Le cœur de la composition ajoute une facette verte et rafraîchissante, presque intrigante. À mesure que le parfum évolue, la verdeur s'intensifie, portée par des notes de cyprès et une évocation marine. En fermant les yeux, on distingue nettement la signature saline qui définit cette essence. Enfin, le sillage se stabilise sur une base de vétiver de Java, offrant une finition boisée et lisse qui persiste délicatement sur la peau, rappelant les senteurs familières des côtes d'Amalfi. Cette qualité de mélange est telle que, si une grande maison de luxe actuelle devait lancer une telle création, elle pourrait aisément passer pour une nouveauté, tant la construction reste équilibrée et pertinente.
Le flacon : une esthétique entre culte et mystère
Si l'on s'attarde sur l'objet physique, le flacon de Trimaran occupe une place particulière dans la culture matérielle des amateurs de parfums. Certains voient dans sa conception, avec son couvercle en plastique noir et bleu, une étrange évocation d'une façade d'église romane. Malgré un aspect qui peut sembler déconcertant, voire décalé par rapport aux standards de design actuels, ce flacon possède un caractère indéniablement culte. Il ne cherche pas à se fondre dans le décor ou à suivre les tendances minimalistes ; au contraire, sa présence visuelle est affirmée, presque impérieuse, à l'image des bandes de course qui ornaient jadis les voitures de sport et qui symbolisent cette volonté de se démarquer.

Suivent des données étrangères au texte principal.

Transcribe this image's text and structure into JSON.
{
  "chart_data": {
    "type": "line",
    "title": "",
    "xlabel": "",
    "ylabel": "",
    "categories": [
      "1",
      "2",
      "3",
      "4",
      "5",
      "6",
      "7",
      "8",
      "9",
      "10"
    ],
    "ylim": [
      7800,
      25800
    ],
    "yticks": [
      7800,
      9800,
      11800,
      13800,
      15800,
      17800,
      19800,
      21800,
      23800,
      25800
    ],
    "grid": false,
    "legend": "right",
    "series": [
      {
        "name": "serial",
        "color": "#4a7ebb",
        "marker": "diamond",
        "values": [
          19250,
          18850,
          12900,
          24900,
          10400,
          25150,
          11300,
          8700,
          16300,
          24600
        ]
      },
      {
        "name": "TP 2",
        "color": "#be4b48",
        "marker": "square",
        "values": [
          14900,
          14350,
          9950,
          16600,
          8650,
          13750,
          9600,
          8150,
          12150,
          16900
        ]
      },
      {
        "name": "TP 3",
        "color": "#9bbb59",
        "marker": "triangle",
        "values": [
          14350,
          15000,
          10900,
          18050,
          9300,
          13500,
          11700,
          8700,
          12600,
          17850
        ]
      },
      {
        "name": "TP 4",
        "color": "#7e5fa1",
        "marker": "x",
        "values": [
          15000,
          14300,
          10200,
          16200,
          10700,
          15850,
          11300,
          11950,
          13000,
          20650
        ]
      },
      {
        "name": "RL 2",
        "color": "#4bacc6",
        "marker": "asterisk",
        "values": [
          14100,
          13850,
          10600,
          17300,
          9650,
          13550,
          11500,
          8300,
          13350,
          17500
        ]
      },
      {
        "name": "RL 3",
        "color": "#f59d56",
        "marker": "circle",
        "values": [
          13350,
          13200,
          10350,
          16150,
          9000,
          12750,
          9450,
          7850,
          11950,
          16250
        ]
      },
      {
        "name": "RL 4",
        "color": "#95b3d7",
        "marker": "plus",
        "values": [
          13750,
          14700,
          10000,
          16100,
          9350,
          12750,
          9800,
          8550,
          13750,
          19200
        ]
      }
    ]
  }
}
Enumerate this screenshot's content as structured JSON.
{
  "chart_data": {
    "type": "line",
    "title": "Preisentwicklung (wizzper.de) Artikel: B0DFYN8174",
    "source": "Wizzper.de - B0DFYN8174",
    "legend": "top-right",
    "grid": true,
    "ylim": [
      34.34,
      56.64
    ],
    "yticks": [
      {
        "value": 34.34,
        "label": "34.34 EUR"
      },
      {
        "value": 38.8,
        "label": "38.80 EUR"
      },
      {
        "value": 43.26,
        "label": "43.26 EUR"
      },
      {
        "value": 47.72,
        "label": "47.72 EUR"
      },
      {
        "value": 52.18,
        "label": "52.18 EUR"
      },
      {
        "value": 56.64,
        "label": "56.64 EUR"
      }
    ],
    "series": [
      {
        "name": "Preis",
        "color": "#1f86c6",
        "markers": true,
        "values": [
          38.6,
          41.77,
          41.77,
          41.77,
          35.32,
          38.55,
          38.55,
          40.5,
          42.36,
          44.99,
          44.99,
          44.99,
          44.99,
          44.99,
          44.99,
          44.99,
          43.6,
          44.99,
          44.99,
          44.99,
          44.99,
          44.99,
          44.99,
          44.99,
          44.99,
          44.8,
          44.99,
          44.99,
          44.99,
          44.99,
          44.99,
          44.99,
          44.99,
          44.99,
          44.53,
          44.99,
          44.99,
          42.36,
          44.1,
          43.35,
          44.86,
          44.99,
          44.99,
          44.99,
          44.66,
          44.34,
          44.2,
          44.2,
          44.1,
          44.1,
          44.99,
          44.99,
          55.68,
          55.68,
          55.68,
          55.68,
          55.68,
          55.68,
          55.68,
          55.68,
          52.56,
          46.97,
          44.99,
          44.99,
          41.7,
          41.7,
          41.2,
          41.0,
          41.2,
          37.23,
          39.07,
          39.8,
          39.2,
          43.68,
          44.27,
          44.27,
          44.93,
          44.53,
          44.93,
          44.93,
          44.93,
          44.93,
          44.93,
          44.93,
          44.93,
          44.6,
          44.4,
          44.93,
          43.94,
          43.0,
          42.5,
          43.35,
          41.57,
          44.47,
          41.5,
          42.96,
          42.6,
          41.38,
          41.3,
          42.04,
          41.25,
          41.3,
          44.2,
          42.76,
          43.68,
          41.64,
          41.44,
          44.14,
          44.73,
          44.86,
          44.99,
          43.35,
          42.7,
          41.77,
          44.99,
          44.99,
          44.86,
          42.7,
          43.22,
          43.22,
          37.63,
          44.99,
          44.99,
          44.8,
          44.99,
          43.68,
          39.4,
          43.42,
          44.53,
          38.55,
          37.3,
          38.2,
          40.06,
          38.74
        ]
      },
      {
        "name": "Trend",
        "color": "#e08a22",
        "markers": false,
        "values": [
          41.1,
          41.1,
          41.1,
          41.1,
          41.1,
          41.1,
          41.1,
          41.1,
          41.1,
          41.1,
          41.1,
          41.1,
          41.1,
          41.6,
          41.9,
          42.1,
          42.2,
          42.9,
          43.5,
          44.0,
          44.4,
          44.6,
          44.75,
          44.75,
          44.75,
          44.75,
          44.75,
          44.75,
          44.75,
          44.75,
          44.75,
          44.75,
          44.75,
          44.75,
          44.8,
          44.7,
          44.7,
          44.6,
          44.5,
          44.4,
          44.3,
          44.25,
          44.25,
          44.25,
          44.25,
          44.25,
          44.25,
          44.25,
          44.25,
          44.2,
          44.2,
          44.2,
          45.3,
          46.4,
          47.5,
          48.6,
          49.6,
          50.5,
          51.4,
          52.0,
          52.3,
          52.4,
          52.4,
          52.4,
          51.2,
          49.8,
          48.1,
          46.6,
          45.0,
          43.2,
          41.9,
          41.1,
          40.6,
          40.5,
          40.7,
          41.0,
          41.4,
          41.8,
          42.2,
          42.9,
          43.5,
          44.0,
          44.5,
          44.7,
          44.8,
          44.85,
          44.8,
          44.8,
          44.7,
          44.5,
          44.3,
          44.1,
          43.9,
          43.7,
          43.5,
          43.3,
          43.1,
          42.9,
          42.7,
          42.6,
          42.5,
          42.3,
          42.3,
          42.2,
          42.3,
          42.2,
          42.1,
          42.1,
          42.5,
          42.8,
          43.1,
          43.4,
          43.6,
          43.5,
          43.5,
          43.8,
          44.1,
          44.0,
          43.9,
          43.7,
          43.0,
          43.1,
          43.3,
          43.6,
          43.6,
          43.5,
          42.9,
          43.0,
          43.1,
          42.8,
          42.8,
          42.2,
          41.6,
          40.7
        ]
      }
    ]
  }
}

La réalité de la rareté et le marché des collectionneurs
L'Eau de Toilette Trimaran est devenue, au fil des décennies, un véritable oiseau rare. Si l'original de 1986 fait l'objet de toutes les convoitises, la réédition de 2008 a permis à certains chanceux de compléter leur collection avec les deux versions. La quête de ces flacons se déplace aujourd'hui vers les plateformes de seconde main et les sites d'enchères en ligne. Il n'est pas rare de voir des annonces proposant des flacons de 100 ml, parfois accompagnés de leur boîte d'origine ou d'éditions limitées, avec des prix fluctuant en fonction de l'état de conservation du contenu et de la présence de l'emballage.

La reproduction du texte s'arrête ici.